USAZorro 11-30-05 08:37 PM

Yes, there is such a thing. Read back in the thread for a link.

peripatetic 11-30-05 08:46 PM

Oh, uh, I guess that you mean the Jandd? I have been lurking through the whole thread, I was just wondering if the new word that had appeared, "sock", referred to something even more traditional. Would that piece of canvas that Rivendell carries work, or is that too small? I'm starting to contemplate something more homemade, maybe just canvas folded over the tires in a small plastic bag?
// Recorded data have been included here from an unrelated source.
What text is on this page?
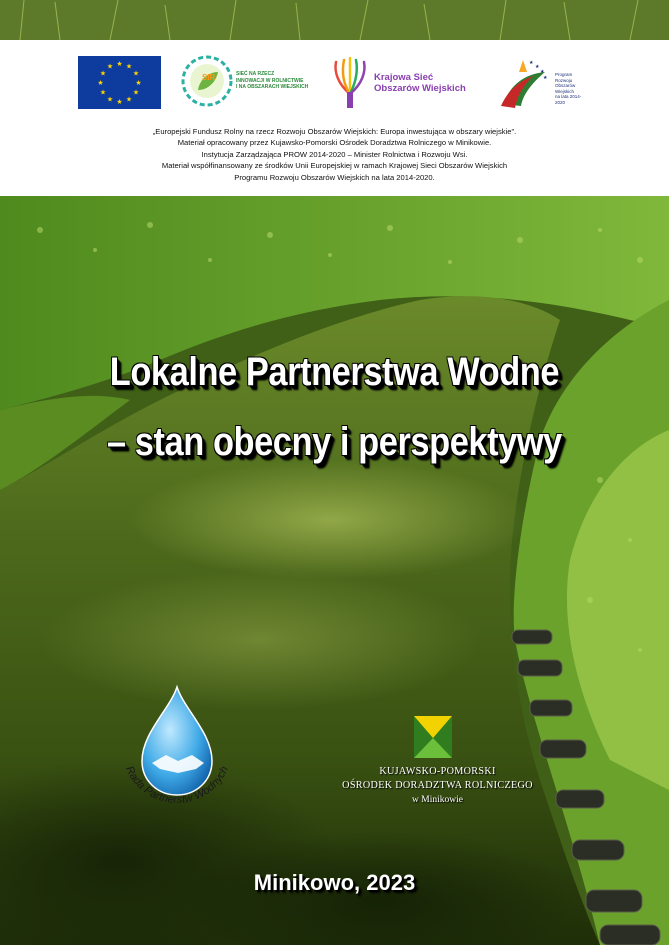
★ ★
★
★
★
★
★
★
★
★
★
★
SIR	SIEĆ NA RZECZ
INNOWACJI W ROLNICTWIE
I NA OBSZARACH WIEJSKICH
Krajowa Sieć
Obszarów Wiejskich
★
★
★
★
Program
Rozwoju
Obszarów
Wiejskich
na lata 2014-2020
„Europejski Fundusz Rolny na rzecz Rozwoju Obszarów Wiejskich: Europa inwestująca w obszary wiejskie".
Materiał opracowany przez Kujawsko-Pomorski Ośrodek Doradztwa Rolniczego w Minikowie.
Instytucja Zarządzająca PROW 2014-2020 – Minister Rolnictwa i Rozwoju Wsi.
Materiał współfinansowany ze środków Unii Europejskiej w ramach Krajowej Sieci Obszarów Wiejskich
Programu Rozwoju Obszarów Wiejskich na lata 2014-2020.
Lokalne Partnerstwa Wodne
– stan obecny i perspektywy
Rada Partnerstw Wodnych	KUJAWSKO-POMORSKI
OŚRODEK DORADZTWA ROLNICZEGO
w Minikowie
Minikowo, 2023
USAZorro 11-30-05 08:54 PM


Originally Posted by peripatetic
Oh, uh, I guess that you mean the Jandd? I have been lurking through the whole thread, I was just wondering if the new word that had appeared, "sock", referred to something even more traditional. Would that piece of canvas that Rivendell carries work, or is that too small? I'm starting to contemplate something more homemade, maybe just canvas folded over the tires in a small plastic bag?

As long as its the right size, it ought to work. This is a decidedly low-tech piece of equipment that anyone with a sewing device, a bit of sense and sufficient ambition could rig up.

peripatetic 11-30-05 09:51 PM


Originally Posted by USAZorro
As long as its the right size, it ought to work. This is a decidedly low-tech piece of equipment that anyone with a sewing device, a bit of sense and sufficient ambition could rig up.

Yeah, that's what I thought. Okay, thanks for being patient and sharing with a neophyte to the world of tubulars. Good learning.

luker 11-30-05 11:03 PM


Originally Posted by peripatetic
You mean an actual sock for one's foot? Or is there actually such a thing as an old school tire sock? And if so, where does one buy one?

I used to use an actual wool sock to hold the tubie, a dollar, and a few wrenches. Held it on with a toeclip strap...I recommend vigorelli winter socks for that totally vintage look...

lotek 12-01-05 08:37 AM

funny thing, I was in LBS last week and they had Jandd seat bags on
sale. So I bought the tubular bag for cheap. It is like the bags of old,
holds little more than than a tubular and maybe a velox repair kit and
multi tool.
I like it. I'd take pics but as we know they aren't working right now.

guess I'll put that old toestrap back in the parts bin.